= Lifewide learning =

Lifewide learning (LWL) is a teaching strategy and an approach to learning and personal development that involves real contexts and authentic settings. The goal is to address different kinds of learning not covered in a traditional classroom. By including LWL with a traditional classroom, students are better equipped to attain whole person development and to develop lifelong learning skills. It is the focus of education in Hong Kong, and was developed for higher education at the University of Surrey England. Lifewide education is the means by which an institution encourages, supports and recognizes learners' lifewide learning. It is an approach to visualising learning and personal development as a whole of life enterprise.

Lifewide learning adds important detail to the broad pattern of human development we call lifelong learning – all the learning and development one gains as one progresses along the pathway of one's life. Lifewide learning recognizes that most people, no matter what their age or circumstances, simultaneously inhabit a number of different spaces – like work or education, being a member of a family, being involved in clubs or societies, traveling, taking holidays, and looking after their own well-being mentally, physically, and spiritually. So the timeframes of lifelong learning and the spaces of life-wide learning will characteristically intermingle, and who we are and who we are becoming are the consequences of this intermingling.
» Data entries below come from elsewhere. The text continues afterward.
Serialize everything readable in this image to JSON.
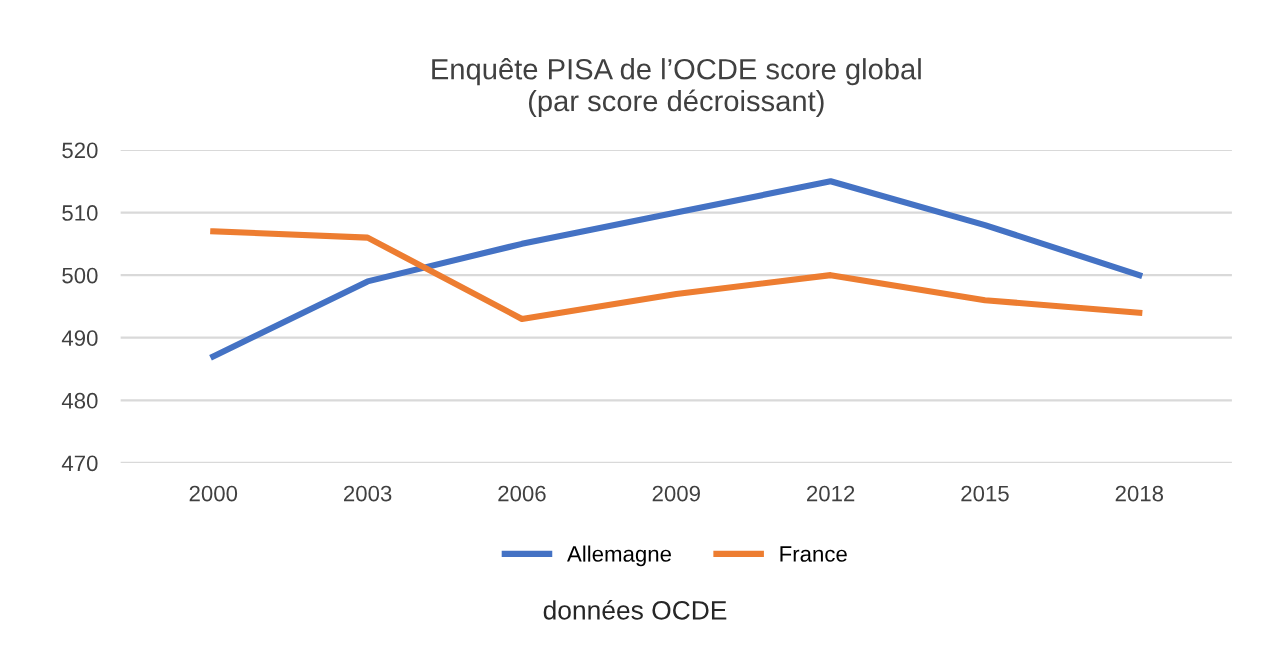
{
  "chart_data": {
    "type": "line",
    "title": "Enquête PISA de l’OCDE score global\n(par score décroissant)",
    "categories": [
      "2000",
      "2003",
      "2006",
      "2009",
      "2012",
      "2015",
      "2018"
    ],
    "series": [
      {
        "name": "Allemagne",
        "color": "#4472c4",
        "values": [
          487,
          499,
          505,
          510,
          515,
          508,
          500
        ]
      },
      {
        "name": "France",
        "color": "#ed7d31",
        "values": [
          507,
          506,
          493,
          497,
          500,
          496,
          494
        ]
      }
    ],
    "ylim": [
      470,
      520
    ],
    "yticks": [
      470,
      480,
      490,
      500,
      510,
      520
    ],
    "grid": "y",
    "legend": "bottom",
    "annotations": [
      "données OCDE"
    ]
  }
}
Most people have the freedom to choose which spaces they want to occupy and how they want to occupy them. In these spaces, they make decisions about what to be involved in, meet and interact with different people, have different sorts of relationships, adopt different roles and identities, and think, behave and communicate in different ways. In these different spaces, they encounter different sorts of challenges and problems, seize, create or miss opportunities, and aspire to live and achieve their ambitions. The promise of lifewide education is that people can more fully appreciate and value their lives for the potential they hold for enabling them to become the people they want and need to become (in other words, their everyday pathway to actualising themselves).